Lo que queda por debajo del ruido del célebre caso Polanski no es el debate de si mantuvo o no mantuvo relaciones con una menor (sí lo hizo) ni el de si tuvo un juicio justo en Estados Unidos antes de su famosa espantada, pues no fue el caso: después de que Polanski tomara aquel vuelo a Europa de solo ida, abogado y fiscal estuvieron de acuerdo en apartar al juez del proceso por su errático, arbitrario y escandaloso proceder desde el principio de la causa. Es muy probable que el cineasta se refiriera a eso en su respuesta a Bruckner, de hecho. El debate moral en torno al caso Polanski (el jurídico, extremadamente complejo, es otro) es si ha pagado lo suficiente con los cuarenta y dos días de cárcel que cumplió en California en 1978, su estancia de dos meses en una cárcel suiza en 2009 (interrumpidos tras pagar una fianza de 4,5 millones de dólares) un arresto domiciliario posterior de varios meses, una restricción de movimientos cada vez más extrema (limitada a Francia, donde reside, y Polonia por sentencia judicial reciente) y un desprecio muy extendido a su persona que dura más de cuarenta años, y cuyo último capítulo es su reciente expulsión de la Academia de Hollywood. ¿Ha pagado lo suficiente Roman Polanski o debe aún resarcirse? Samantha Geimer lleva años pidiendo que se archive el caso porque el daño ya se hizo, arruinó su juventud y su frecuente tratamiento en la prensa solo sirve para despertarle el trauma y reactivar su insomnio y sus ataques de pánico. ¿Ante quién debe resarcirse Polanski, por tanto? ¿Debe hacerlo ante la sociedad en su conjunto? ¿Nos debe a los demás el ponerse a disposición de la justicia americana para reabrir el proceso, por más que este haya quedado contaminado para los restos por las irregularidades del juez? ¿O ha pagado lo suficiente? Este debate rara vez es abordado en profundidad hoy en día, seguramente porque es interesante, estimulante y enriquecedor. Mucho menos recomendable es el debate vigente sobre la pertinencia de seguir viendo sus películas, como si privarse de una obra artística excelsa que se ha acercado como pocas a los abismos del ser humano pudiera tener algo que ver con la moral.
En una escena de El oficial y el espía el coronel Picquart, valedor de la inocencia de Dreyfus, debe aclarar que su opinión sobre la no culpabilidad del acusado no va pareja a su simpatía por él, que sigue siendo escasa. Es un recurso que recuerda al que puede verse hoy en muchos artículos elogiosos sobre la impresionante obra de Roman Polanski, que se obligan a incluir un párrafo reprobatorio que convenza al lector de que el redactor es pese a todo una buena persona. Pero la película, una vez más, es mucho más irónica y maliciosa: Picquart parece tranquilizar a su interlocutor insinuando que su antisemitismo sigue convenientemente intacto.

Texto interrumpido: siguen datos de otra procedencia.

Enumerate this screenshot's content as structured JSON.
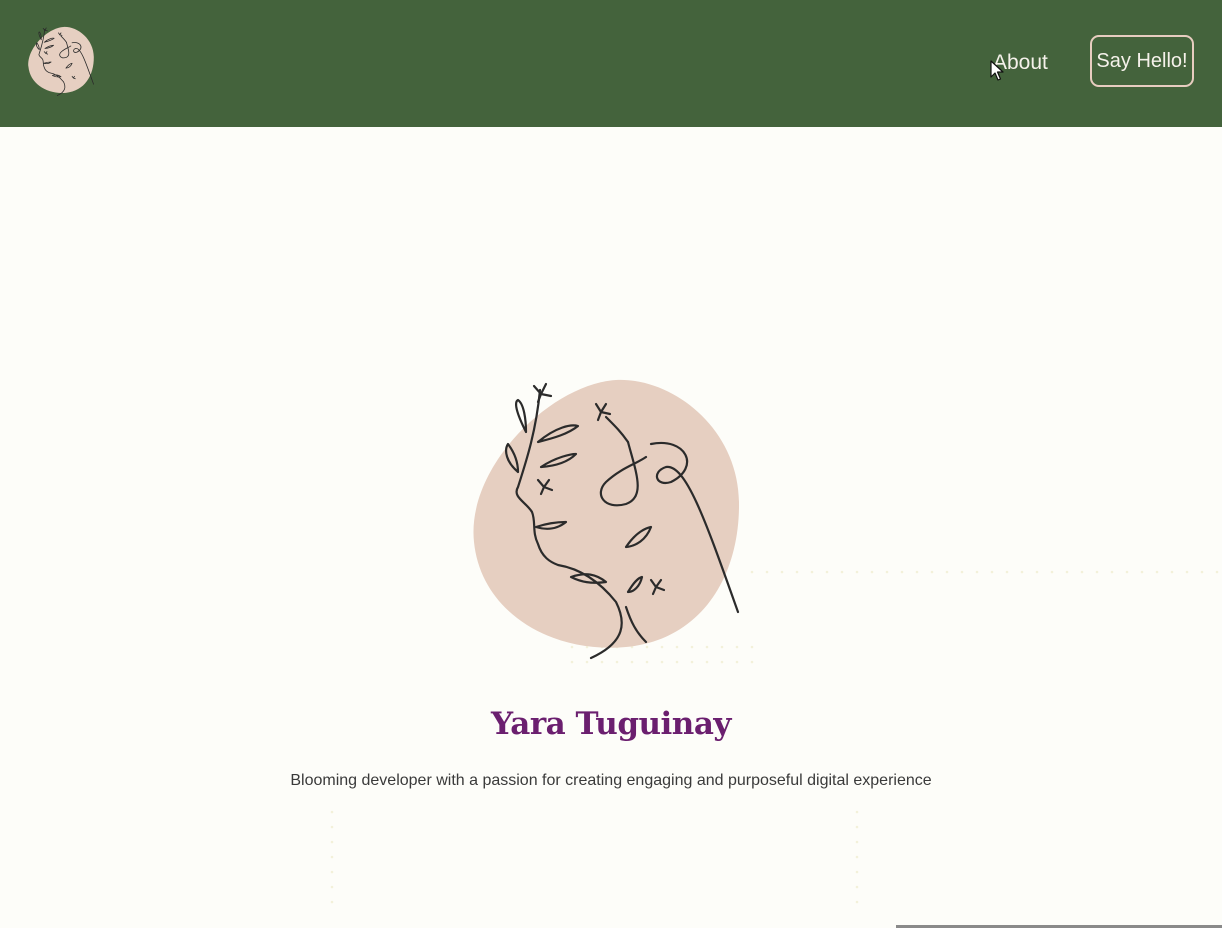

Porque tormentas promocionales aparte, El oficial y el espía es una película deslumbrante, impropia de un hombre de ochenta y seis años, inteligente, luminosa y mordaz, con una ambientación parisina de finales del XIX prodigiosa y un reparto con la flor y nata de la Comédie Française que regala dicciones perfectas y diálogos musicales. Una de sus bondades es negarnos el final feliz que la historia pediría a gritos en un filme de época al uso, no vayamos a creer que la razón, cuando triunfa, lo hace para siempre. La película recuerda que con el cambio de siglo el antisemitismo seguía enormemente arraigado en varios estamentos del estado francés, con consecuencias bien conocidas al cabo de tres o cuatro décadas. Roman Polanski nació en París en 1933, y tres años después su familia, hostigada por la aversión creciente a los judíos que percibían en su entorno, tomó la peor de las decisiones posibles: mudarse a Cracovia por su tradición hebrea. Por eso, cuando Polanski habla de un capítulo crucial de la historia del antisemitismo en el que se adivinan los perfiles del totalitarismo exterminador que le siguió, conviene recordar que el cineasta es voz más que autorizada. Su memoria del horror trasciende sobradamente nuestras guerras culturales contemporáneas.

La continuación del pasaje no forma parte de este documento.